Over mijn karma yoga gesproken: ik heb de oplossing gevonden voor mijn gebroken rug tijdens het vegen van de meditatiehal (of de bibliotheek, die nu echt helemaal onder mijn hoede valt). Ik ben aan het knutselen geslagen! Ik had namelijk in een of ander opberghok een lange steel zien staan, waar in een vorig leven een dweil aan had gezwabberd. Ik heb hier warempel ook tape gevonden en daarmee heb ik de korte bezem aan de lange steel bevestigd. Sindsdien is vegen als het ware een feest! Het gaat een stuk makkelijker, sneller en minder pijnlijk. Enkel mentaal loop ik soms nog wat te vechten met het concept kuisen, maar dat noemen we dan ‘groeimarge’. 😉 Ik heb uit enthousiasme nog zo’n tweede bezem geknutseld, want wie weet wordt hij hier wel populair (zou ik er een patent op nemen? 🙂 ).
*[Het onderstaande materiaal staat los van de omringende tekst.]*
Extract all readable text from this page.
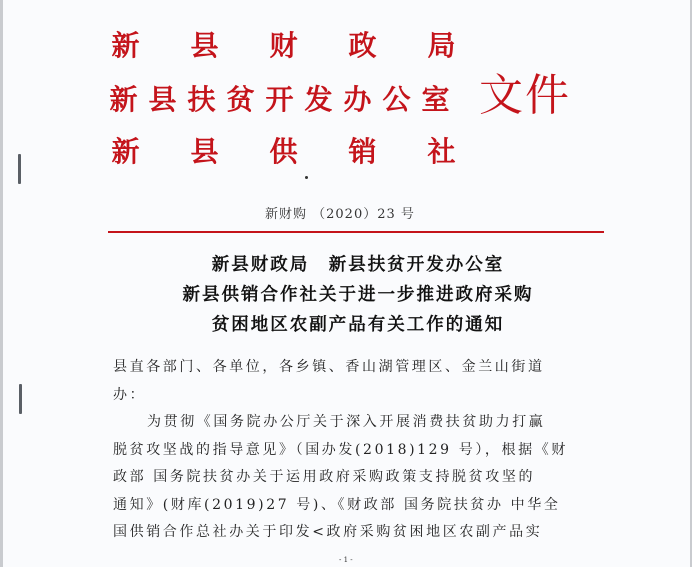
新 县 财 政 局
新 县 扶 贫 开 发 办 公 室
新 县 供 销 社
文件
新财购 （2020）23 号
新县财政局　新县扶贫开发办公室
新县供销合作社关于进一步推进政府采购
贫困地区农副产品有关工作的通知

县直各部门、各单位，各乡镇、香山湖管理区、金兰山街道

办：

为贯彻《国务院办公厅关于深入开展消费扶贫助力打赢

脱贫攻坚战的指导意见》（国办发(2018)129 号），根据《财

政部 国务院扶贫办关于运用政府采购政策支持脱贫攻坚的

通知》(财库(2019)27 号)、《财政部 国务院扶贫办 中华全

国供销合作总社办关于印发<政府采购贫困地区农副产品实

- 1 -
En alsof mijn geluk niet op kan, heb ik hier ook nog eens een splinternieuwe stofzuiger gevonden. Al twijfel ik nog of ik ‘stofzuigen in India’ een Sisyfusarbeid zou noemen of eerder met het vat der Danaïden zou vergelijken. 😀 En zo blijf ik hier mijn amusement hebben!

4 gedachten over “Mag ik je voorstellen aan mijn (huidige) ashramfamilie?”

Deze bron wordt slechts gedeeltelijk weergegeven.